Rowing hopes to dethrone UVa as ACC champs

Hard work has become a mantra for the women's rowing team. Like distance runners, rowers often focus less on skill work and more on sheer grunt work, spending hour after hour on urging machines.

As head coach Robyn Horner explained, Duke crew can be a tedious day-to-day training existence.

"We spend time obviously to get their timing together and balance, and all that, and that's an important aspect of [rowing]," she said. "But as we've gotten stronger kids and increased their physiology and their physical levels are performance has gotten a lot better."

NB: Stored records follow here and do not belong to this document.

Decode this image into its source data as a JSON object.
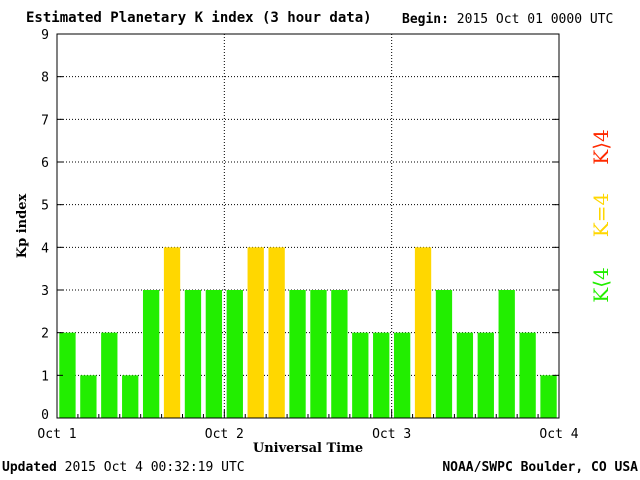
{
  "header": {
    "title": "Estimated Planetary K index (3 hour data)",
    "begin_label": "Begin:",
    "begin_value": "2015 Oct 01 0000 UTC"
  },
  "footer": {
    "updated_label": "Updated",
    "updated_value": "2015 Oct  4 00:32:19 UTC",
    "credit": "NOAA/SWPC Boulder, CO USA"
  },
  "chart_data": {
    "type": "bar",
    "title": "Estimated Planetary K index (3 hour data)",
    "xlabel": "Universal Time",
    "ylabel": "Kp index",
    "ylim": [
      0,
      9
    ],
    "yticks": [
      0,
      1,
      2,
      3,
      4,
      5,
      6,
      7,
      8,
      9
    ],
    "xticks": [
      "Oct 1",
      "Oct 2",
      "Oct 3",
      "Oct 4"
    ],
    "grid": true,
    "values": [
      2,
      1,
      2,
      1,
      3,
      4,
      3,
      3,
      3,
      4,
      4,
      3,
      3,
      3,
      2,
      2,
      2,
      4,
      3,
      2,
      2,
      3,
      2,
      1
    ],
    "colors": {
      "below4": "#22ee00",
      "equal4": "#ffd700",
      "above4": "#ff2a00",
      "axis": "#000000",
      "grid": "#000000"
    },
    "legend": [
      {
        "label": "K<4",
        "color": "#22ee00"
      },
      {
        "label": "K=4",
        "color": "#ffd700"
      },
      {
        "label": "K>4",
        "color": "#ff2a00"
      }
    ],
    "legend_position": "right"
  }
}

This upcoming spring season, however, could very well yield exciting accomplishments. Since its inception less than five years ago, every ACC Championship race has been won by Virginia. Last year Duke finished second, and with stagnation being a hated concept amongst athletes so dedicated to continually shaving off seconds, upcoming expectations are large.

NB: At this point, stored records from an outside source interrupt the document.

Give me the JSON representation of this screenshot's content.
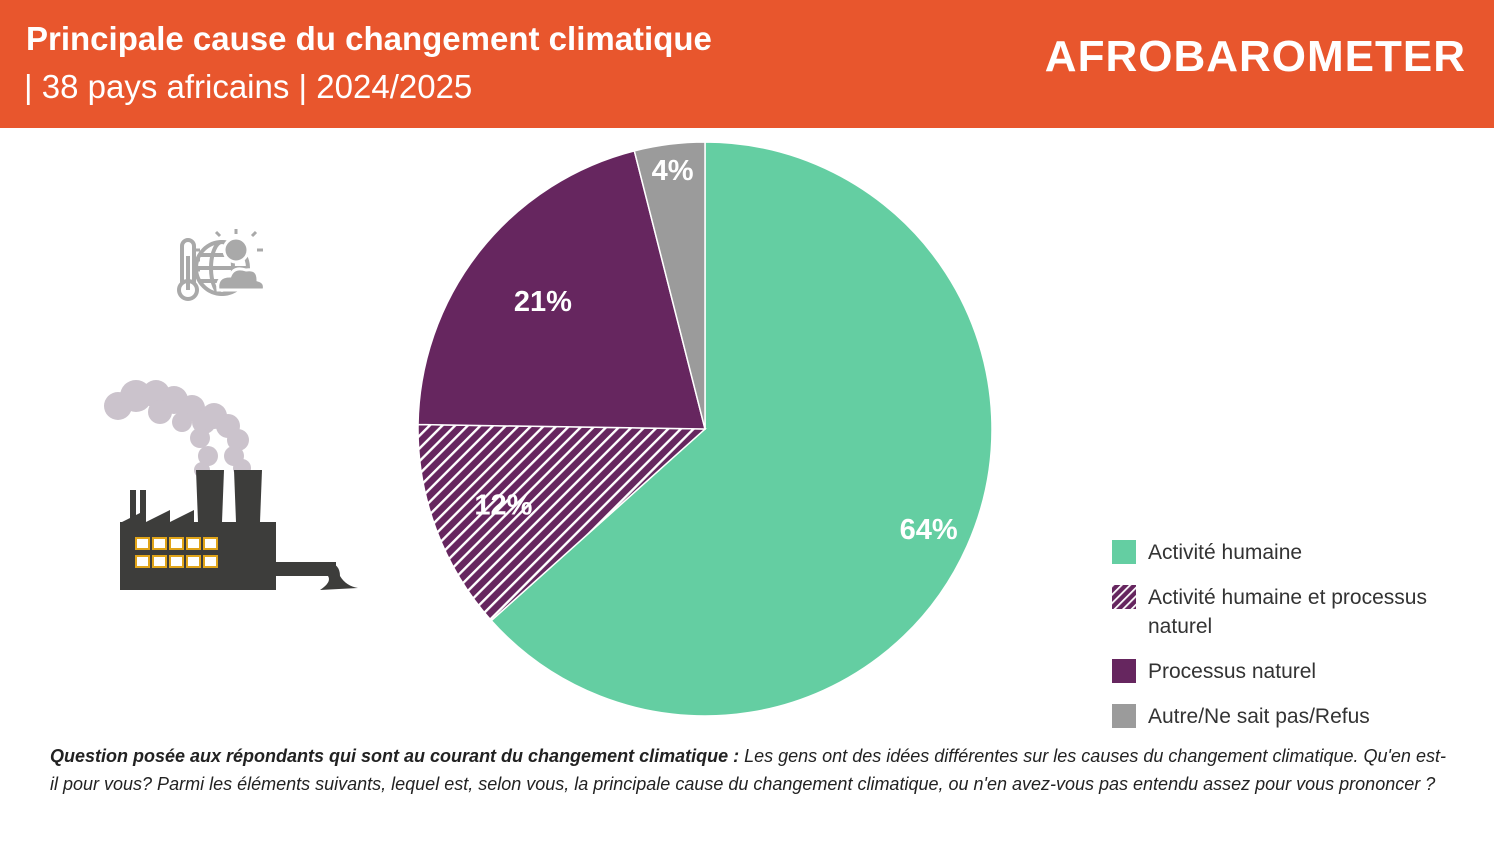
{
  "header": {
    "title": "Principale cause du changement climatique",
    "subtitle": "| 38 pays africains | 2024/2025",
    "logo": "AFROBAROMETER"
  },
  "colors": {
    "header_bg": "#e8562d",
    "human": "#64cea2",
    "mixed": "#66265f",
    "natural": "#66265f",
    "other": "#9b9b9b"
  },
  "chart_data": {
    "type": "pie",
    "title": "Principale cause du changement climatique",
    "slices": [
      {
        "label": "Activité humaine",
        "value": 64,
        "display": "64%",
        "color": "#64cea2",
        "pattern": false
      },
      {
        "label": "Activité humaine et processus naturel",
        "value": 12,
        "display": "12%",
        "color": "#66265f",
        "pattern": true
      },
      {
        "label": "Processus naturel",
        "value": 21,
        "display": "21%",
        "color": "#66265f",
        "pattern": false
      },
      {
        "label": "Autre/Ne sait pas/Refus",
        "value": 4,
        "display": "4%",
        "color": "#9b9b9b",
        "pattern": false
      }
    ],
    "start": "12 o'clock",
    "direction": "clockwise",
    "legend_position": "right-bottom"
  },
  "footnote": {
    "question_lead": "Question posée aux répondants qui sont au courant du changement climatique :",
    "question_text": "Les gens ont des idées différentes sur les causes du changement climatique. Qu'en est-il pour vous? Parmi les éléments suivants, lequel est, selon vous, la principale cause du changement climatique, ou n'en avez-vous pas entendu assez pour vous prononcer ?"
  },
  "icons": {
    "climate": "climate-thermometer-globe-icon",
    "factory": "factory-pollution-icon"
  }
}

"This is the first year that we've had a whole senior class," Horner said. "They finally have the experience they need and are ready to go.... Last year we finished second in the ACC Championships and this year we're really going to try to go after Virginia."

What makes the experience element so important is that it ushers in a new era of athleticism for the Blue Devils. While crew's daily training sessions often burn out many walk-ons that comprise its 43-member roster, the handful of full-time recruits that have joined the team each of the past four seasons fully accept rowing's physical and mental commitment.

With less burnout, Horner and her staff worry less about attrition of their side and more about what the team can accomplish, particularly the varsity-eight boat.

"As we've gotten better each year, at lot of that has to do with us being able to recruit better [athletes]," Horner said. "Our first class was 10 kids, but then as you add eight more kids here and five more there, it just makes a big difference in performance level."

As team prepares to dip its oars into the water for the first time in competition this weekend, Horner and her staff will begin to examine the shape of this year's Blue Devil squad, particularly its cohesive racing ability.

Although many might not appreciate its subtleties, live racing is much more skill intensive than simply taking a machine into the lake and rowing for a set amount of time. The starts of races, the periodical sprint dashes and especially the techniques used to maximize speed with every stroke become much larger issues as the season begins.

Horner said that she constructed the 2003 schedule to accommodate this learning process. The Blue Devils open up against lighter competition before facing four top-20 sides in a row during the end of spring.

"What we are doing as the season progresses is fine-tuning our racing skills," Horner said. "How we get off the starting line, setting up strategy for the race--the further competition levels get the more you try to focus in on those aspects of the race to try to pick up speed."